Sassy- I need to retell my sister how to set her up...
















She had just finished peeing, look at the guy in the background!

Thanks!


----------



## enjoytheride (Oct 5, 2007)

Pretty fine-


----------



## fritzie (Oct 6, 2007)

they look great my only thing would be that you girls need to smile more. LOL


----------



## morganslil1 (Nov 13, 2007)

Very nice.


----------



## PixieDustHollow (Oct 5, 2007)

fritzie said:


> they look great my only thing would be that you girls need to smile more. LOL


We do, mom only got pictures of us not smiling somehow! We both got first in showmanship(different classes lol), partially because each of us smiling the most.


----------



## FarmGirl18 (Oct 5, 2007)

Very pretty girls!!


----------



## lacy_94 (Oct 7, 2007)

are you going to eat them or are they show goats?


----------



## PixieDustHollow (Oct 5, 2007)

They're breed does, so they get shown and bred.
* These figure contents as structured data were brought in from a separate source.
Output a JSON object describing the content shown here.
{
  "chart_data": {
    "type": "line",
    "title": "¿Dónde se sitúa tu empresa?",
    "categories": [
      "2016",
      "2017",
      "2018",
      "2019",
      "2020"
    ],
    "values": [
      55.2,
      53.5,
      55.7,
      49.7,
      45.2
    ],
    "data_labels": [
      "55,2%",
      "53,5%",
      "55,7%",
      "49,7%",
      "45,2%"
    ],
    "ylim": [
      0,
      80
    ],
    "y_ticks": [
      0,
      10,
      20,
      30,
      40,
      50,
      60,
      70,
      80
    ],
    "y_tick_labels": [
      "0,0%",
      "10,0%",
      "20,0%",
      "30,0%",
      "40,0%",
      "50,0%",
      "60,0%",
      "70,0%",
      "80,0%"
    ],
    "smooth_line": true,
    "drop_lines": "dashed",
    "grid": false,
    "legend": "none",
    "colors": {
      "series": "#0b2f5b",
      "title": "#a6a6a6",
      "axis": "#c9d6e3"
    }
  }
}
Their kids, depending on the quality/market, will be for meat, pet or show.


----------



## alyssa_romine (Oct 5, 2007)

both goats look really well. I like yours more though. She looks more meaty to me. I like the wide and deep goats and she looks really good.


----------



## PixieDustHollow (Oct 5, 2007)

Chessie is 100% and Sassy is 97%. Chessie's sire is Sassy's grandsire.

I'd like both of them longer and wider, but both track well and are fleshy.


----------



## alyssa_romine (Oct 5, 2007)

They do look wonderful...are these does you got out of your breedings


----------



## PixieDustHollow (Oct 5, 2007)

Nope. These two are my first boers, beisdes one FFA market wether.


----------



## goathappy (Oct 5, 2007)

They look very nice. I don't know much about boer conformation but your doe has very good muscling.


----------



## alyssa_romine (Oct 5, 2007)

Oh, cool! Will you be breeding them?


----------



## getchagoat (Julie) (Oct 5, 2007)

Very nice. Yours' rump is better.


----------



## fcnubian (Oct 23, 2007)

Nice pictures


----------



## badnewsboers (May 9, 2008)

Nice pair of goats you have. Its obvious they're well taken care of.

I like the more productive rib shape of your doe. The other goat pinches in behind the shoulder some and is steeper rumped, however she is more extended through the front end and is more feminine in appearance. They both would make great additions to any breeding program.


----------